On 31 August 2015, the Monetary Authority of Singapore (the “MAS”) issued a new “Notice on Financial Market Infrastructure Standards” (the “Notice”). The Notice came into effect on 31 August 2015 and applies to licensed trade repositories and approved clearing houses regulated under theSecurities and Futures Act (collectively defined as a “financial market infrastructure” (“FMI”)).
The MAS supervises the FMIs in accordance with the CPMI-IOSCO Principles for Financial Market Infrastructures (“PFMIs”), as set out under the Monograph on Supervision of Financial Market Infrastructures. Please click here for the full text of the PFMIs which is available on the website of the Bank for International Settlements (www.bis.org).
The FMIs facilitate the clearing, settlement, and recording of monetary and other financial transactions, such as payments, securities, and derivatives contracts (including derivatives contracts for commodities). While safe and efficient FMIs contribute to maintaining and promoting financial stability and economic growth, FMIs also concentrate risk. If not properly managed, FMIs can be sources of financial shocks, such as liquidity dislocations and credit losses, or a major channel through which these shocks are transmitted across domestic and international financial markets. The PFMIs are part of a set of 12 key standards that the international community considers essential to strengthen and preserve financial stability.

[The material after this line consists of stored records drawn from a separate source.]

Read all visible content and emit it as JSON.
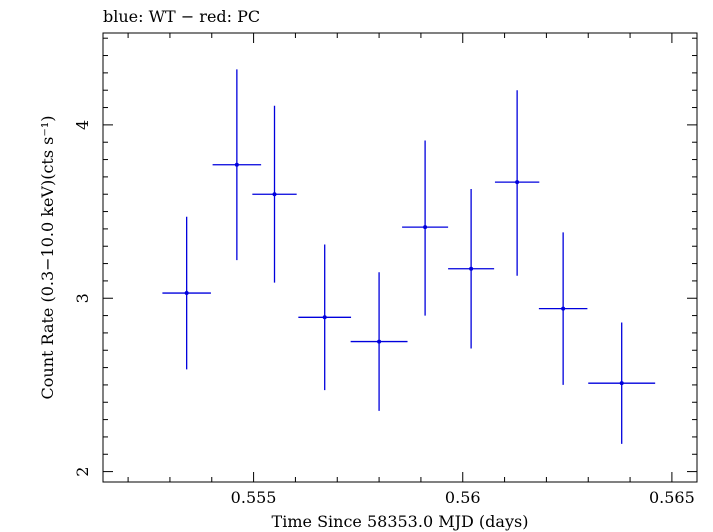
{
  "chart_data": {
    "type": "scatter",
    "title": "blue: WT − red: PC",
    "xlabel": "Time Since 58353.0 MJD (days)",
    "ylabel": "Count Rate (0.3−10.0 keV)(cts s⁻¹)",
    "xlim": [
      0.5514,
      0.5656
    ],
    "ylim": [
      1.94,
      4.53
    ],
    "x_ticks": [
      0.555,
      0.56,
      0.565
    ],
    "x_tick_labels": [
      "0.555",
      "0.56",
      "0.565"
    ],
    "y_ticks": [
      2,
      3,
      4
    ],
    "y_tick_labels": [
      "2",
      "3",
      "4"
    ],
    "grid": false,
    "series": [
      {
        "color": "#0000dd",
        "points": [
          {
            "x": 0.5534,
            "y": 3.03,
            "xerr": 0.00058,
            "yerr_low": 0.44,
            "yerr_high": 0.44
          },
          {
            "x": 0.5546,
            "y": 3.77,
            "xerr": 0.00058,
            "yerr_low": 0.55,
            "yerr_high": 0.55
          },
          {
            "x": 0.5555,
            "y": 3.6,
            "xerr": 0.00053,
            "yerr_low": 0.51,
            "yerr_high": 0.51
          },
          {
            "x": 0.5567,
            "y": 2.89,
            "xerr": 0.00063,
            "yerr_low": 0.42,
            "yerr_high": 0.42
          },
          {
            "x": 0.558,
            "y": 2.75,
            "xerr": 0.00068,
            "yerr_low": 0.4,
            "yerr_high": 0.4
          },
          {
            "x": 0.5591,
            "y": 3.41,
            "xerr": 0.00055,
            "yerr_low": 0.51,
            "yerr_high": 0.5
          },
          {
            "x": 0.5602,
            "y": 3.17,
            "xerr": 0.00055,
            "yerr_low": 0.46,
            "yerr_high": 0.46
          },
          {
            "x": 0.5613,
            "y": 3.67,
            "xerr": 0.00053,
            "yerr_low": 0.54,
            "yerr_high": 0.53
          },
          {
            "x": 0.5624,
            "y": 2.94,
            "xerr": 0.00058,
            "yerr_low": 0.44,
            "yerr_high": 0.44
          },
          {
            "x": 0.5638,
            "y": 2.51,
            "xerr": 0.0008,
            "yerr_low": 0.35,
            "yerr_high": 0.35
          }
        ]
      }
    ]
  }
}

Some of the principles in the PFMI are set out in the Securities and Futures Act and subsidiary legislation issued thereunder. These include requirements relating to the handling of the money and assets of the customers of the FMIs, the FMIs’ business continuity plan and recovery and resolution plan, etc. The Notice sets out the remaining principles in the PFMI that an FMI has to comply with. Among others, an FMI is required to put in place procedures, policies and systems to manage its legal, credit, liquidity, general business, operational, custody and investment risks.